Data rebuild failure following disabled drives after power loss

DaveW42 · September 12, 2023

Hi, I am running Unraid 6.12.4 with two parity disks, 16 disks in the array, an NVME cache drive, and a few unassigned devices drives. Most of the drives are connected to one of two LSI Logic SAS9211-8I 8PORT Int 6GB Sata+SAS Pcie 2.0 cards, with the others connected to SATA ports on the motherboard. I also have an IO CREST Internal 5 Port Non-RAID SATA III 6GB/s M.2 B+M Key Adapter Card connected to one of two NVME slots on my motherboard (Asus ROG STRIX X570-E GAMING) to provide the opportunity to add a few more SATA drives. Before the problems emerged, no drives were connected to that IO Crest device.

I had the case open and had installed an SSD drive (SK Hynix 1TB) to (I believe) a SATA port on the motherboard and (separately) an NVME drive (WD 2TB) to one of the open USB ports on the motherboard using an Inateck USB NVME enclosure, with the intention of using either of these for a new gaming VM. After sealing things up, putting the system back in place, and turning it on, the system lost power briefly. When it came back up Disk 1 and Parity 2 came up as disabled, with the contents of Disk 1 being emulated. I ran an extended Smart Test on the parity disk and there were no errors. I tried adding another HDD to the system (i.e., connecting to the IO Crest via the backplane on my computer case) with the intention of using it to replace Disk 1, but the new disk did not show in unassigned devices. I ran a regular smart test on Disk 1, and there were no errors. Given this I rebooted the array in safe mode, unassigned the disabled drives (Disk 1 and Parity 2), and then started up the array to make sure those drives were removed. I then rebooted in safe mode again, shutdown the array again, added Disk 1 and Parity 2 back in their original position, and started parity sync and the data rebuild process.
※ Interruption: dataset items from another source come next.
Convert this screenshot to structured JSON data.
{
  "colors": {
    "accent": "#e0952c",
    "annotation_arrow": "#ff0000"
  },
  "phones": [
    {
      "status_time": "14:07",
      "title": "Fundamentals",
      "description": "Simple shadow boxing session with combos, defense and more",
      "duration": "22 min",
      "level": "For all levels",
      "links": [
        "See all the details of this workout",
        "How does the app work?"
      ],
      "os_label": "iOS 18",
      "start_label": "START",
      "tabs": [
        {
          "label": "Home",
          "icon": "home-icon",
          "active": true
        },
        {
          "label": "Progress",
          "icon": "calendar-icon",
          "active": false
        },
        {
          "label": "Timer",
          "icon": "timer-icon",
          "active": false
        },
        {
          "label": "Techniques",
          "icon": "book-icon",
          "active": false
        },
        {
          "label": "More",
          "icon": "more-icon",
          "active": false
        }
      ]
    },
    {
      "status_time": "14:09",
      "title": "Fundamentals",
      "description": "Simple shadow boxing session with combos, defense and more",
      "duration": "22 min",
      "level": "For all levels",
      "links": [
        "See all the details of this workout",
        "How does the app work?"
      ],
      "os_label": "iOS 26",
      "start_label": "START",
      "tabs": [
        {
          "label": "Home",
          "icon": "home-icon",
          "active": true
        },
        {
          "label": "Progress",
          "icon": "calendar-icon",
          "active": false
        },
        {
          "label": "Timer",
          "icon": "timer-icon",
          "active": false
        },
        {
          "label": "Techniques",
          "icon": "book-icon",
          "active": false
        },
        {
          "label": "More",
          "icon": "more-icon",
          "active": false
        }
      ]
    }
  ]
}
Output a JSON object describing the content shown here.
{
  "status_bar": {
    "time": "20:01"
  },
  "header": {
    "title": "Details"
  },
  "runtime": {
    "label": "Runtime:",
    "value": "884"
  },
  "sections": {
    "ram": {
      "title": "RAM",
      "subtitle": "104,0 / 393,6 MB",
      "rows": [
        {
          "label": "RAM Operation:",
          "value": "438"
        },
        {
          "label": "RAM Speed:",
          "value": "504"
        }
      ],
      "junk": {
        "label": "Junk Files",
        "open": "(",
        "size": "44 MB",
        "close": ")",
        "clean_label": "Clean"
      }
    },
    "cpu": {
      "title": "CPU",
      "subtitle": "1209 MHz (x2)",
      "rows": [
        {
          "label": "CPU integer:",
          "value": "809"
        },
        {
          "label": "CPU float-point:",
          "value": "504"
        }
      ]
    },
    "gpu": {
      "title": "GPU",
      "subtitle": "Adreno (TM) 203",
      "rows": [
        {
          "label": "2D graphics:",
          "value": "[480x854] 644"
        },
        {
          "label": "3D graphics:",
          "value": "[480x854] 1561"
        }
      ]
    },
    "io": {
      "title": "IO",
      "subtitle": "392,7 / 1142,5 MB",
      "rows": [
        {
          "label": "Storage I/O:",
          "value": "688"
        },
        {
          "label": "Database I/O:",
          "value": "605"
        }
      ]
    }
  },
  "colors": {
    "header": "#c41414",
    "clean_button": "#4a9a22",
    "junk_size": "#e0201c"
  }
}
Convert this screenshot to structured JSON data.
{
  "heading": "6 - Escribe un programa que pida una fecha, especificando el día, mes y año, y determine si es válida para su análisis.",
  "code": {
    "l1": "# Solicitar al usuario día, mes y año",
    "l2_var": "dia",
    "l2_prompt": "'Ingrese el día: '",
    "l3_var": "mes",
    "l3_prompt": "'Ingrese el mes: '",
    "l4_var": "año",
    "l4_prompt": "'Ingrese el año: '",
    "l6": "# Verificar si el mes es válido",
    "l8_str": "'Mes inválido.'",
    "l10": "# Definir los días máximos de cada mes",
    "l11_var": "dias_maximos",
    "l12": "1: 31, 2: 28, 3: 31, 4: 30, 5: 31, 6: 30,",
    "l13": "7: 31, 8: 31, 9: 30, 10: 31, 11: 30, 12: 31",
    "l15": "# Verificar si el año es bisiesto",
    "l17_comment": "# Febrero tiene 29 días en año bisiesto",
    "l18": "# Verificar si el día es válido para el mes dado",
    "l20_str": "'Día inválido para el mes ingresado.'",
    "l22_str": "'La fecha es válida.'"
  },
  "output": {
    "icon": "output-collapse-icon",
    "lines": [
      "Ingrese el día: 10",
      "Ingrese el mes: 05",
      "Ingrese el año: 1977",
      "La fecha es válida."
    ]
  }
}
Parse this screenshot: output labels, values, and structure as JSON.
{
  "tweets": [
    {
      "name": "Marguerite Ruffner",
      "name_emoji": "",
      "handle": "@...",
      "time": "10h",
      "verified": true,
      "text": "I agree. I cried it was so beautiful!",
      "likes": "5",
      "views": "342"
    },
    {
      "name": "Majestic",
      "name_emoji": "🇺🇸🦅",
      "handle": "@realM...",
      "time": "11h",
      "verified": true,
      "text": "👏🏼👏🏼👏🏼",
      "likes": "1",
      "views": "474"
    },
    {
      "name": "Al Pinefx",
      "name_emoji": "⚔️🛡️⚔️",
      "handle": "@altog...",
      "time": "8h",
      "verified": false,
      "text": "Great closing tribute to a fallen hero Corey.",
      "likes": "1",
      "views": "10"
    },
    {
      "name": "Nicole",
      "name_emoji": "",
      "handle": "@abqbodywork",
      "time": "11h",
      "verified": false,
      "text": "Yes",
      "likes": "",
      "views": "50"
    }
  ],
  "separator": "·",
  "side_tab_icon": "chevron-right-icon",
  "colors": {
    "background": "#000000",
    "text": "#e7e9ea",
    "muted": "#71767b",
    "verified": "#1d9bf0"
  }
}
Things went badly very quickly at this point, with disk 9 and disk 16 almost immediately coming up as disabled. I briefly saw a message flash about CRC errors involving an unassigned device. At around 26.6% of the Disk 1 data rebuild, I was no longer able to interact with the unraid system. However, I could see that a separate Unraid Win 10 virtual machine was still running without issue. I didn’t touch anything and about 15 minutes later the system became responsive again and I could click on menus etc. The system currently shows the following:

· Parity 2: red x (parity device is disabled)

· Disk 1: Green but lists as “unmountable: unsupported or no file system.”

· Disk 9: red x, lists as “unmountable: unsupported or no file system.”

· Disk 16: Green but lists as “unmountable: unsupported or no file system.”

I don’t believe that Parity 2 has seen much/any real activity as a result of the rebuild. In its disabled state it shows 1 read, 4 writes, and 2 errors.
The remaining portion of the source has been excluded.